(UPDATE) City of Decatur’s Development Authority sells Scottish Rite property in Oakhurst
This story has been updated. Please take the time to read our editorial regarding this story.
The city of Decatur, working through its Downtown Development Authority, recently sold an important historic asset in Oakhurst: the old Scottish Rite building on 321 West Hill Street.
While the sale was not discussed at the City Commission level, it was routinely discussed by the Decatur Development Authority, an arm of the city that owned the building, according to meeting minutes. The DDA holds public meetings the second Friday of each month at 8 a.m. at City Hall, located at 509 North McDonough Street.
Lyn Menne, who oversees economic development for the city and works for the city’s Development Authority, said the buyer is the Historic Scottish Rite Property Group, which includes Chris Martha, the owner of Scout restaurant located on the property. Other members of the group include David Decker and Fasil Muche. The purchase price was $1.75 million, Menne said.
The property appraised between $1.8 million and $2 million, she said.
“It should be pointed out that Scout Restaurant owners made considerable investment in renovating the west wing,” Menne said.
Scout became a tenant of the property in 2016 and the restaurant’s lease included a right of first refusal should the DDA decide to sell the property.
“A provision of the lease gave Mr. Martha a right of first refusal when the DDA decided to sell the property,” Menne said. “The DDA also moved forward to transfer ownership of the Solarium space to the Community Center of South Decatur as provided by the original sale of the property to PRI in 2000.”
Menne said as part of the deal, the DDA has a right of first refusal should the new owners decide to sell the property.
“DDA continues to have a First Right of Refusal on the property included in this sale and the Solarium wing now owned by the Community Center of South Decatur,” Menne said. “The entire property is designated as a local historic landmark and any proposed changes to the buildings are subject to the review and approval of the Decatur Historic Preservation Commission. The Scottish Rite property is also encumbered with Open Space, Landscape, and Access easements that protect and preserve the layout, accessibility, and connectivity of the property.”
Under state law, the DDA is not required to accept a public bid for the property meaning the DDA does not have to accept the highest offer for the property or market it to other buyers. Prior to signing the lease with Scout, the property attracted interest from other prospective tenants, Menne said. It is not yet known who the other potential tenants were.
“Several groups looked at the space – most of them restaurants since it was already built out as a restaurant,” she said. “The property was in very poor condition. The previous tenant had removed all of the fixtures and appliances when they vacated the space well before we began discussions to purchase the property. The owners of Scout were the only ones who presented a lease.”
The closing was finalized on Feb. 20. Decaturish first learned of the sale when it received a copy of an email sent to other tenants of the Scottish Rite building. But people involved with the deal say the sale was common knowledge and had been discussed at length during DDA meetings. The minutes support this.
“The DDA minutes reflect the board’s discussion of the purchase and the fact that this was intended as a short term action to stabilize the property and sell it,” Menne said.
She said that rental income from the property “barely covered” the DDA’s costs of the bond payments, property management and maintenance. In 2016, the DDA asked the City Commission to help with a debt payment on the building.
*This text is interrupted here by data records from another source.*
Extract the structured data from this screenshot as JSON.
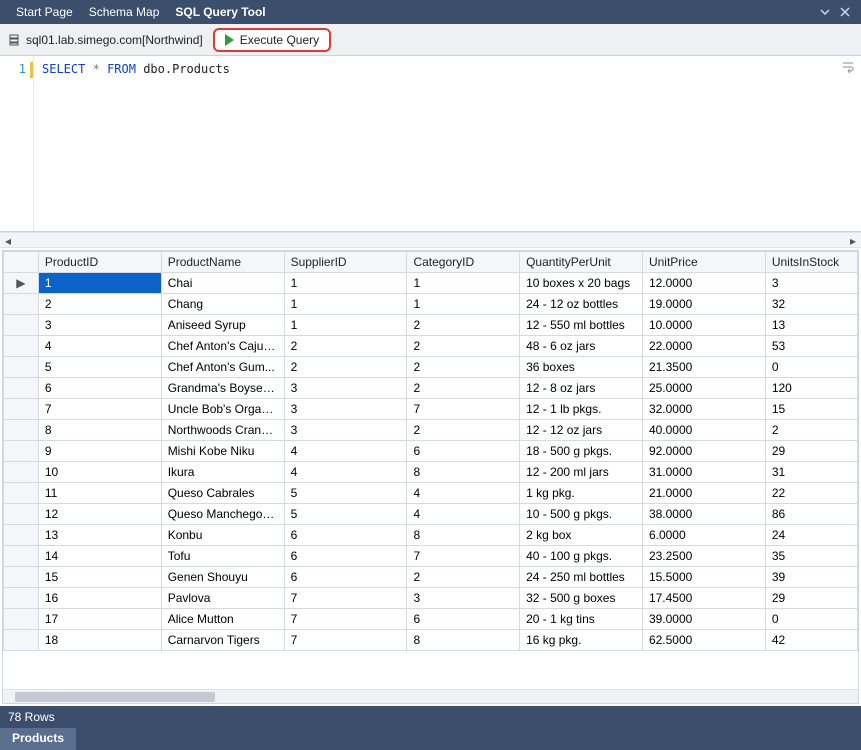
{
  "tabs": {
    "items": [
      "Start Page",
      "Schema Map",
      "SQL Query Tool"
    ],
    "active_index": 2
  },
  "toolbar": {
    "connection": "sql01.lab.simego.com[Northwind]",
    "execute_label": "Execute Query"
  },
  "editor": {
    "line_number": "1",
    "sql_select": "SELECT",
    "sql_star": "*",
    "sql_from": "FROM",
    "sql_ident": "dbo.Products"
  },
  "grid": {
    "columns": [
      "ProductID",
      "ProductName",
      "SupplierID",
      "CategoryID",
      "QuantityPerUnit",
      "UnitPrice",
      "UnitsInStock"
    ],
    "selected_row": 0,
    "rows": [
      {
        "ProductID": "1",
        "ProductName": "Chai",
        "SupplierID": "1",
        "CategoryID": "1",
        "QuantityPerUnit": "10 boxes x 20 bags",
        "UnitPrice": "12.0000",
        "UnitsInStock": "3"
      },
      {
        "ProductID": "2",
        "ProductName": "Chang",
        "SupplierID": "1",
        "CategoryID": "1",
        "QuantityPerUnit": "24 - 12 oz bottles",
        "UnitPrice": "19.0000",
        "UnitsInStock": "32"
      },
      {
        "ProductID": "3",
        "ProductName": "Aniseed Syrup",
        "SupplierID": "1",
        "CategoryID": "2",
        "QuantityPerUnit": "12 - 550 ml bottles",
        "UnitPrice": "10.0000",
        "UnitsInStock": "13"
      },
      {
        "ProductID": "4",
        "ProductName": "Chef Anton's Cajun...",
        "SupplierID": "2",
        "CategoryID": "2",
        "QuantityPerUnit": "48 - 6 oz jars",
        "UnitPrice": "22.0000",
        "UnitsInStock": "53"
      },
      {
        "ProductID": "5",
        "ProductName": "Chef Anton's Gum...",
        "SupplierID": "2",
        "CategoryID": "2",
        "QuantityPerUnit": "36 boxes",
        "UnitPrice": "21.3500",
        "UnitsInStock": "0"
      },
      {
        "ProductID": "6",
        "ProductName": "Grandma's Boysen...",
        "SupplierID": "3",
        "CategoryID": "2",
        "QuantityPerUnit": "12 - 8 oz jars",
        "UnitPrice": "25.0000",
        "UnitsInStock": "120"
      },
      {
        "ProductID": "7",
        "ProductName": "Uncle Bob's Organi...",
        "SupplierID": "3",
        "CategoryID": "7",
        "QuantityPerUnit": "12 - 1 lb pkgs.",
        "UnitPrice": "32.0000",
        "UnitsInStock": "15"
      },
      {
        "ProductID": "8",
        "ProductName": "Northwoods Cranb...",
        "SupplierID": "3",
        "CategoryID": "2",
        "QuantityPerUnit": "12 - 12 oz jars",
        "UnitPrice": "40.0000",
        "UnitsInStock": "2"
      },
      {
        "ProductID": "9",
        "ProductName": "Mishi Kobe Niku",
        "SupplierID": "4",
        "CategoryID": "6",
        "QuantityPerUnit": "18 - 500 g pkgs.",
        "UnitPrice": "92.0000",
        "UnitsInStock": "29"
      },
      {
        "ProductID": "10",
        "ProductName": "Ikura",
        "SupplierID": "4",
        "CategoryID": "8",
        "QuantityPerUnit": "12 - 200 ml jars",
        "UnitPrice": "31.0000",
        "UnitsInStock": "31"
      },
      {
        "ProductID": "11",
        "ProductName": "Queso Cabrales",
        "SupplierID": "5",
        "CategoryID": "4",
        "QuantityPerUnit": "1 kg pkg.",
        "UnitPrice": "21.0000",
        "UnitsInStock": "22"
      },
      {
        "ProductID": "12",
        "ProductName": "Queso Manchego L...",
        "SupplierID": "5",
        "CategoryID": "4",
        "QuantityPerUnit": "10 - 500 g pkgs.",
        "UnitPrice": "38.0000",
        "UnitsInStock": "86"
      },
      {
        "ProductID": "13",
        "ProductName": "Konbu",
        "SupplierID": "6",
        "CategoryID": "8",
        "QuantityPerUnit": "2 kg box",
        "UnitPrice": "6.0000",
        "UnitsInStock": "24"
      },
      {
        "ProductID": "14",
        "ProductName": "Tofu",
        "SupplierID": "6",
        "CategoryID": "7",
        "QuantityPerUnit": "40 - 100 g pkgs.",
        "UnitPrice": "23.2500",
        "UnitsInStock": "35"
      },
      {
        "ProductID": "15",
        "ProductName": "Genen Shouyu",
        "SupplierID": "6",
        "CategoryID": "2",
        "QuantityPerUnit": "24 - 250 ml bottles",
        "UnitPrice": "15.5000",
        "UnitsInStock": "39"
      },
      {
        "ProductID": "16",
        "ProductName": "Pavlova",
        "SupplierID": "7",
        "CategoryID": "3",
        "QuantityPerUnit": "32 - 500 g boxes",
        "UnitPrice": "17.4500",
        "UnitsInStock": "29"
      },
      {
        "ProductID": "17",
        "ProductName": "Alice Mutton",
        "SupplierID": "7",
        "CategoryID": "6",
        "QuantityPerUnit": "20 - 1 kg tins",
        "UnitPrice": "39.0000",
        "UnitsInStock": "0"
      },
      {
        "ProductID": "18",
        "ProductName": "Carnarvon Tigers",
        "SupplierID": "7",
        "CategoryID": "8",
        "QuantityPerUnit": "16 kg pkg.",
        "UnitPrice": "62.5000",
        "UnitsInStock": "42"
      }
    ]
  },
  "status": {
    "rowcount": "78 Rows"
  },
  "bottom_tabs": {
    "items": [
      "Products"
    ]
  }
}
The city bought the property for $1.45 million in 2014 paid for with a bond issued by the DDA. Before the DDA bought it, the property was facing the possibility of foreclosure.
The total bond was $1.785 million amortized over 15 years, with a two year call option to allow the DDA to pay off the bonds early. Menne said the decision to sell the property saved taxpayers money in the long run.
“Had we held the property for the life of the bonds, we would have paid over $770,000 in interest payments alone,” Menne said. “Weighed against paying off the bonds and returning the property to the tax rolls, selling the property as intended made the good economic sense.”
Scottish Rite played an important role in the redevelopment of Oakhurst. The rehabilitation of the former convalescent hospital in the early 2000’s was a catalyst for the neighborhood’s gentrification. The building’s east wing, the Solarium, plays host to community events and was purchased by the Community Center of South Decatur a year ago.
Back in 2002, Progressive Decatur, a subsidiary of Progressive Redevelopment Incorporated, signed a lease with Community Center of South Decatur, the group that had been working to save Scottish Rite since the 1970s. Other records obtained by Decaturish.com show that over the years Community Center chafed under that arrangement. There were disagreements about who had the responsibility for making repairs to the structure under the terms of the lease. One of those disagreements sparked a lawsuit against Progressive Redevelopment filed by the Community Center of South Decatur. The city’s purchase of the property resolved the lawsuit.
Mark Sanders, a board member of the Community Center of South Decatur, said it was his understanding that the city always intended to sell the Scottish Rite property.
“My understanding when the city acquired it in 2014, is it would be a temporary thing to bridge it until they could find a buyer,” he said. “This is not something I’m worried about at all.”
Correction: An earlier version of this story used a photo of the Solarium. That property was purchased by the Community Center of South Decatur a year ago and is not affected by this sale.